Maybe I was being a bit hyperbolic. My gripe is really that romantasy is being claimed as fantasy and is polluting IRL conversations on good fantasy books. But you sort of gave some ammo even to the hyperbolic argument. I love Joe Abercrombie, and I think Mark Lawrence is a good author. Neither of their earlier books are particularly woke. Some could even claim the opposite but as you pointed out they definitely have changed. And these are at least the upper echelon on fantasy authors. I went into the bookstore recently to grab "The Murderbot Diaries" and in that sci-fi/fantasy section I couldn't help but see how many slop authors or romantasy books absolutely filled the shelves. To the point that I had a hankering for some Steven Brust's Taltos and it was not there, crowded out for books on Fairy Magic Academy and R.F Kaung's tired racial rage disguised as historical fantasy. They had the more mainstream famous ones of course: Dune, GoT, Cosmere, and Kingkiller (Despite Rothfuss being too far up his own ass to ever finish it.) But not the greats: Pratchett, Erikson, Bakker, Wolfe, Brust, Gemmel, Cooke, etc...

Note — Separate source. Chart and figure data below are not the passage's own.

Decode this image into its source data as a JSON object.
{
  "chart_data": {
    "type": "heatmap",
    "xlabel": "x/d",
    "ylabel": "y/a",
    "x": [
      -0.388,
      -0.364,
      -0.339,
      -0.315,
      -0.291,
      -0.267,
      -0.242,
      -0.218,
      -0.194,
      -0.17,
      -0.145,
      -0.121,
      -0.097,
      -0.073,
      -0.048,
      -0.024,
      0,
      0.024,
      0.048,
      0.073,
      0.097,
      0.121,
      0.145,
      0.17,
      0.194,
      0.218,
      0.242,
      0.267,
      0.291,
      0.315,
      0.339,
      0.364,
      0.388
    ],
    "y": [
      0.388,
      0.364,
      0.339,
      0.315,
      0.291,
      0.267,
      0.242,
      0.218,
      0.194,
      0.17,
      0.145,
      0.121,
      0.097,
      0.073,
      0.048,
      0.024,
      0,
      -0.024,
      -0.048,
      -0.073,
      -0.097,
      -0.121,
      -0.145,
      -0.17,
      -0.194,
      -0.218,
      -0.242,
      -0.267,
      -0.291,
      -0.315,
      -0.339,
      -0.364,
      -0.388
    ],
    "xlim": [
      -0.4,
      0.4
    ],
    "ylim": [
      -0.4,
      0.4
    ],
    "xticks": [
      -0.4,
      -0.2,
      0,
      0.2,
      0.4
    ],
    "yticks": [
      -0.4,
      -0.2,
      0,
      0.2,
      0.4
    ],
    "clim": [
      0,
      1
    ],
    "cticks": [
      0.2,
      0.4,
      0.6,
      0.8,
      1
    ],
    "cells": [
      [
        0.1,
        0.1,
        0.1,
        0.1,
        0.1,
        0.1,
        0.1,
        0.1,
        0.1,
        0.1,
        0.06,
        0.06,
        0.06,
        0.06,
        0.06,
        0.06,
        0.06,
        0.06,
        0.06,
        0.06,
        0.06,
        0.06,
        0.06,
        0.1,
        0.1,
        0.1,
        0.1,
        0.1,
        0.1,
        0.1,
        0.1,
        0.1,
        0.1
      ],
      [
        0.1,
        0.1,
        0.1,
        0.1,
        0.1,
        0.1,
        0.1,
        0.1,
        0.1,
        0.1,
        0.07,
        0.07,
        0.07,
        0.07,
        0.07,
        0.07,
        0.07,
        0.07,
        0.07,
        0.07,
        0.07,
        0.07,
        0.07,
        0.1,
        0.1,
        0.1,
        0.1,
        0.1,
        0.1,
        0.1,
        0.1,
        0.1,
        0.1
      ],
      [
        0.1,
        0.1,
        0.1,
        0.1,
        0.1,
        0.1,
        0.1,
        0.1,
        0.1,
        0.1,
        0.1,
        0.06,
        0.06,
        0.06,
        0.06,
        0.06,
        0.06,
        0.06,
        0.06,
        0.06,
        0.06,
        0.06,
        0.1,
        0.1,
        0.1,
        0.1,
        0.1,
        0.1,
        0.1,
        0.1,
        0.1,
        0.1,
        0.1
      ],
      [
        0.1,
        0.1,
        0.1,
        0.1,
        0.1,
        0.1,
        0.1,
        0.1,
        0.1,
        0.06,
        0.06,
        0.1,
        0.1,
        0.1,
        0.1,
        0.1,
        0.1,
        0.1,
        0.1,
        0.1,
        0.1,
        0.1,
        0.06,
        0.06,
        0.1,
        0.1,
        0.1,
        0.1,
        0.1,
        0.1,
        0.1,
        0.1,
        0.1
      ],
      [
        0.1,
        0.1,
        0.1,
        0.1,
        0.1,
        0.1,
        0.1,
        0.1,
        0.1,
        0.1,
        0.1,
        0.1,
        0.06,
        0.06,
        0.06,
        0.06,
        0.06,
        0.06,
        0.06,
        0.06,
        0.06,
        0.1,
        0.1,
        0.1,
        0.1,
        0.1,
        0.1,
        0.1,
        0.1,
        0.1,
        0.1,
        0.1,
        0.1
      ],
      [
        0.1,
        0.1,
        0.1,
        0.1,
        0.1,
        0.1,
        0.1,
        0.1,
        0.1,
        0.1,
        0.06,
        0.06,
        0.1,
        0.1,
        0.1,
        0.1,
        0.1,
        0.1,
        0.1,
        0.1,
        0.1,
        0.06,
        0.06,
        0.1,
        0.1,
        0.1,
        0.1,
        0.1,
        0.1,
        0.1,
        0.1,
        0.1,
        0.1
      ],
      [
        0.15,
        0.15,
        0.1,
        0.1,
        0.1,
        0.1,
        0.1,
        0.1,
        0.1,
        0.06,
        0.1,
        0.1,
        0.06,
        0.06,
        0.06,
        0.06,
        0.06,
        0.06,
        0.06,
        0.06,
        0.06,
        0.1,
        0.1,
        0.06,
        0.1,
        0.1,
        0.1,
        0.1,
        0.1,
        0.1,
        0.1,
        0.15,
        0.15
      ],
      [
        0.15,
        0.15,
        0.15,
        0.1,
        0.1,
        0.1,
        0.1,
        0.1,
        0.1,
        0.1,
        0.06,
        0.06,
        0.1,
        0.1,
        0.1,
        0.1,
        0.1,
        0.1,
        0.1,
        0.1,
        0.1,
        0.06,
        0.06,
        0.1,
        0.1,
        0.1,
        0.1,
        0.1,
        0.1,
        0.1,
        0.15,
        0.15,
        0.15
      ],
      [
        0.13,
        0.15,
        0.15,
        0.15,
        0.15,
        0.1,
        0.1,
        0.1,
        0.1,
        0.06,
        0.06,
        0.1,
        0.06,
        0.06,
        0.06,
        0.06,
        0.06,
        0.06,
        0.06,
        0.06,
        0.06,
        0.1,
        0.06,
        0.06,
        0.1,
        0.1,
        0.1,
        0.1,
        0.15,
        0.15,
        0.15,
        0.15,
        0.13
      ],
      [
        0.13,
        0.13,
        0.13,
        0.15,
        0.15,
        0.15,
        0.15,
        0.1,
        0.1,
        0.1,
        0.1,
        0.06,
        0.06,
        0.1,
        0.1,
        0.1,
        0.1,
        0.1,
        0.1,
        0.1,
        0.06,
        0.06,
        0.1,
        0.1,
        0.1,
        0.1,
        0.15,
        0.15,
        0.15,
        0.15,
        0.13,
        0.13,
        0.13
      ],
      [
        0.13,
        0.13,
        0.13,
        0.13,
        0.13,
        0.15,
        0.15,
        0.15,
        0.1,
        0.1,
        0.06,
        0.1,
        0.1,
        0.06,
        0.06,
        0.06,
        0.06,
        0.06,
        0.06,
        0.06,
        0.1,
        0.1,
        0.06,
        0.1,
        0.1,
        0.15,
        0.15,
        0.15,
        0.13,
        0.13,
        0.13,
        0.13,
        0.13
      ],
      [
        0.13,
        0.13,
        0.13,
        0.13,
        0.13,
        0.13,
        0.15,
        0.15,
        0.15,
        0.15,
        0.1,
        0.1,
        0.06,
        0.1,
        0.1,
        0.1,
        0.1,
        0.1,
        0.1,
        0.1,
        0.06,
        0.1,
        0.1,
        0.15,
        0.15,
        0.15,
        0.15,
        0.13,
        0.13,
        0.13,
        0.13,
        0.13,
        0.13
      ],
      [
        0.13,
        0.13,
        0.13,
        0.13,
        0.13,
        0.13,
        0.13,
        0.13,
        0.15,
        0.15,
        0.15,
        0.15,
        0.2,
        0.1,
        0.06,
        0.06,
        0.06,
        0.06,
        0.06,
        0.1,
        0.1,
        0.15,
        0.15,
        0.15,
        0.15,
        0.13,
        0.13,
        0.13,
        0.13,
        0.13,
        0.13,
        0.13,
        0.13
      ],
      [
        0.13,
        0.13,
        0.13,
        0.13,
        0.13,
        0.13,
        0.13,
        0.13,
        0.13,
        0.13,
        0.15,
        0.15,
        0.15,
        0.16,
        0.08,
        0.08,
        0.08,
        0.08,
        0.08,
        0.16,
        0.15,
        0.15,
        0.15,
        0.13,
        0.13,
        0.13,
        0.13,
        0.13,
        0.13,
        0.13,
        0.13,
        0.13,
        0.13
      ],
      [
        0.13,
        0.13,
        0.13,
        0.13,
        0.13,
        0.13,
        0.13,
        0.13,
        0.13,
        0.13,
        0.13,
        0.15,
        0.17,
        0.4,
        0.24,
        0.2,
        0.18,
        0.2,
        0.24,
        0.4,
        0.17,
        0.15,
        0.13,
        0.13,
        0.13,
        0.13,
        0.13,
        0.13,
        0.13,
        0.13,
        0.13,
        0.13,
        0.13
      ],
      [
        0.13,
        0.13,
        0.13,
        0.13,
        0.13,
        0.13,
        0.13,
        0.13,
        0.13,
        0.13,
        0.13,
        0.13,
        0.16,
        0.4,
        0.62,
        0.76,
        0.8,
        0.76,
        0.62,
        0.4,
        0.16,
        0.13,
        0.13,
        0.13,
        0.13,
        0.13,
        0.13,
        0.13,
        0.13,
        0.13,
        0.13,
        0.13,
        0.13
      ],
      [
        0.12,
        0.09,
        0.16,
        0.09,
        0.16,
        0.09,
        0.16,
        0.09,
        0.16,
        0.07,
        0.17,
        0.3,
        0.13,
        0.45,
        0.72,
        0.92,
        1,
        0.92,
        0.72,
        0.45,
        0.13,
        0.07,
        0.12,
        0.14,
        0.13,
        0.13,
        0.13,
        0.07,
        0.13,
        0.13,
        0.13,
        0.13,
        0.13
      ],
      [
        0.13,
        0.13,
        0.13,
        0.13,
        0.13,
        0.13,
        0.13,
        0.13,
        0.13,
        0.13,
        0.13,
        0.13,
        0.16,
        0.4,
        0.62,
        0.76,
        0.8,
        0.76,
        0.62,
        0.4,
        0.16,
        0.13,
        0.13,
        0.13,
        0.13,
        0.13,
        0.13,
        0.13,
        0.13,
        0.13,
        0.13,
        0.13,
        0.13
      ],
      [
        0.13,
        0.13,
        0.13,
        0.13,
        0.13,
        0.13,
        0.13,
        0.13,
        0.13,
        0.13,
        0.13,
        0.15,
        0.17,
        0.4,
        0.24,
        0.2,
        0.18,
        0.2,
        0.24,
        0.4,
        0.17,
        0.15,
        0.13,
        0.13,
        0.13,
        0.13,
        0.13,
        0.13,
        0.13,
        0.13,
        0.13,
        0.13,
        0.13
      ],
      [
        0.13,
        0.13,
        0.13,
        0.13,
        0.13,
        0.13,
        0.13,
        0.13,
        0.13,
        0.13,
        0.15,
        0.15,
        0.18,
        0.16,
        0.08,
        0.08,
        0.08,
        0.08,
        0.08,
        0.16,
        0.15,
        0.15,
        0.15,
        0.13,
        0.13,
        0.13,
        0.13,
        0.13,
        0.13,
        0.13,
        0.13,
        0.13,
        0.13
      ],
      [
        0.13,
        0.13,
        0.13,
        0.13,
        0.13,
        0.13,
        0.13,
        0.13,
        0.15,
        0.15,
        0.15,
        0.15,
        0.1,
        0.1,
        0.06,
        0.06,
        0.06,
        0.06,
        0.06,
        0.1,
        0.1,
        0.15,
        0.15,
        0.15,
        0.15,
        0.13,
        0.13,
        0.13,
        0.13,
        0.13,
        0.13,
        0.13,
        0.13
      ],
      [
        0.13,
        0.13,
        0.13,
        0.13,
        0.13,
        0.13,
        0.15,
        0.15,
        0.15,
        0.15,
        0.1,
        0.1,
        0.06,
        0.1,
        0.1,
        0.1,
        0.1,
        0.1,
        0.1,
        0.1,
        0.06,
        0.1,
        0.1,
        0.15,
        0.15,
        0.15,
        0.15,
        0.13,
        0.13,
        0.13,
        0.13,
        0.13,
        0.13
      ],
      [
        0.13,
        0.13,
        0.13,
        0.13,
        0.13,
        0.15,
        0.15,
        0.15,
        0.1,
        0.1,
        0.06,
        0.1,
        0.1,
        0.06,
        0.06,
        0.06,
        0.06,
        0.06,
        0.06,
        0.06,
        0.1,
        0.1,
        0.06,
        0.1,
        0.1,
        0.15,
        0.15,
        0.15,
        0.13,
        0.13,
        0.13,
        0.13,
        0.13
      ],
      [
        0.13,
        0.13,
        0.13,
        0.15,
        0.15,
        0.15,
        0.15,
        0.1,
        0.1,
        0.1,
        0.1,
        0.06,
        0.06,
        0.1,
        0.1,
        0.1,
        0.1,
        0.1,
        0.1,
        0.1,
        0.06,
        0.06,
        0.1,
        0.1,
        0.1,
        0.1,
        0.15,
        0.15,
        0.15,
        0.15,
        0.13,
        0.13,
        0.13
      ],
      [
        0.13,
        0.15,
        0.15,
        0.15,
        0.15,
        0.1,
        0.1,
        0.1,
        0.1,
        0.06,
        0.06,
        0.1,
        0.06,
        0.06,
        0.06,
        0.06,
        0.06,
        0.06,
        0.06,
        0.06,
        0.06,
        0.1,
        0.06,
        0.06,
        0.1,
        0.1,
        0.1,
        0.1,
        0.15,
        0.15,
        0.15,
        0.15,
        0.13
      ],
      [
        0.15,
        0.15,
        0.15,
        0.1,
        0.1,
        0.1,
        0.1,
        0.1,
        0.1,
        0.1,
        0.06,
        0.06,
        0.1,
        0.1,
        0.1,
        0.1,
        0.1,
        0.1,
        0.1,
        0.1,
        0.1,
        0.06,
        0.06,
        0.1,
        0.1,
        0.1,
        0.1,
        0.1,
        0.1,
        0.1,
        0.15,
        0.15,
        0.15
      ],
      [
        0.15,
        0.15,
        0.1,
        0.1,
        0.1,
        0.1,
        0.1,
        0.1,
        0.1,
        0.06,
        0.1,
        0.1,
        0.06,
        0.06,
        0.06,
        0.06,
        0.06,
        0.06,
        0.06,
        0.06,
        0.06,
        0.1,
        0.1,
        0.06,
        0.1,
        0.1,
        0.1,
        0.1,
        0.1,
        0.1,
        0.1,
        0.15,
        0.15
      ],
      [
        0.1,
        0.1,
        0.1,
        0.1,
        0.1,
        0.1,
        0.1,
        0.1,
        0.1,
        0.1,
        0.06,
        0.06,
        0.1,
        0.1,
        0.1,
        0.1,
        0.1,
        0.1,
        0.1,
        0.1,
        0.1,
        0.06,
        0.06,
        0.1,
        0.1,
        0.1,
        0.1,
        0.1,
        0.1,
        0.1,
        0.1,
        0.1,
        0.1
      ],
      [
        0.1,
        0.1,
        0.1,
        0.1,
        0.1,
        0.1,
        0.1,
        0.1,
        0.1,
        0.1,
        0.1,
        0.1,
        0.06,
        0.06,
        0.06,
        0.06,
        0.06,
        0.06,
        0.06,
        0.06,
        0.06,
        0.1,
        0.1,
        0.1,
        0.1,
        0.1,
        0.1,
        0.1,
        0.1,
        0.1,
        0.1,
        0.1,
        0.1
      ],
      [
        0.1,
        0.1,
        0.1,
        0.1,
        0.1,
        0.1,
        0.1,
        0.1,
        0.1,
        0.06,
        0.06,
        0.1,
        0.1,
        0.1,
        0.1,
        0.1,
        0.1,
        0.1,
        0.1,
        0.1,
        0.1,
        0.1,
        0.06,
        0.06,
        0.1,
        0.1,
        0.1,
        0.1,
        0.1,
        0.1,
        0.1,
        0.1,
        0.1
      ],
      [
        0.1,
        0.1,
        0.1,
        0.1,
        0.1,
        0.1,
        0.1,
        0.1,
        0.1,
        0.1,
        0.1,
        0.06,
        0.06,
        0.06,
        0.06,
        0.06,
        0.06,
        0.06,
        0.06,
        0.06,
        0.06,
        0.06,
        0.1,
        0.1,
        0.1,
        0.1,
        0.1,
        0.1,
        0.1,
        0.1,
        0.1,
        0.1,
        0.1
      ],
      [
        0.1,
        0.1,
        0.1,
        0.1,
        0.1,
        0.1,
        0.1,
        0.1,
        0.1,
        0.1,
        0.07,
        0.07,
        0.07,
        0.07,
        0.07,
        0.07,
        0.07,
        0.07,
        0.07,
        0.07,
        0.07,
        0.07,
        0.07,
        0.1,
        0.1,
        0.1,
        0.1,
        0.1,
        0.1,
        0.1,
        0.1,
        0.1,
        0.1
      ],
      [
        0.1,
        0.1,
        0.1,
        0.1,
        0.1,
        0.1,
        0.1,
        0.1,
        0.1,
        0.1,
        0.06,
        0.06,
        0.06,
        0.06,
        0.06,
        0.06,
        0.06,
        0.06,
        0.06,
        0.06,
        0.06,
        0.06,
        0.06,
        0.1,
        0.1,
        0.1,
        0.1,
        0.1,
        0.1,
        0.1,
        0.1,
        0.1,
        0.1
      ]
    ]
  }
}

Maybe I've gotten too old (figuratively, I'm in my early 30s), but I definitely remember roaming the wilderness of the library, in my youth, picking up weird, zany, interesting fantasy books based on the covers and the synopsizes, and them having actual quality and being enjoyable non-sloppy, non-political reads.

Edit:

Age of Madness trilogy (Joe Abercrombie)

I want to push back on the claimed wokeness of this one a bit, I read it when it first released, in 2021 so forgive me if my remembrance of the details are murkier. First off, the hyper-competent female character is literally a robber-baron sweat shop owner who is in a forbidden love affair with her stepbrother (The urbane prince). She is in no way portrayed as good person or even super competent (The whole riot arc in the first book?) since her "father" (Head of the CIA) pretty much runs the country and lavishes everything on her. I don't remember the young (18) country lord being racist. An arrogant bigot: Yes. He's also just a homophobe not a closet homosexual. Yes, his retainers were gay, he has a nasty reaction to it, but I don't remember ever thinking he was secretly into the retainers in any other way than a platonic male bonding way. The urbane, metrosexual, openminded prince gets the shit end of the stick by an astounding degree even if you end up rooting for him. He also bumbles through a lot of stuff and is essentially the trope of rich wastrel sons being useless. The whole burners/breakers plot is clearly mapped to activists being absolutely shit, not really wanting a functioning society and also secretly being funded by the head of the CIA to take down the big banks (Who are also trying to control society). And not in a way that maps onto our political climate neatly.

Wolfe

I remain ever thankful that I stumbled upon a copy of Shadow & Claw at a comic book store when I was in my early 20s and bought it based upon the name and badass cover. Any book store that doesn't stock a copy in the scifi/fantasy section is immediately suspect.

Any book store that doesn't stock a copy in the scifi/fantasy section is immediately suspect.

Absolutely! Also your cover is way better than my version.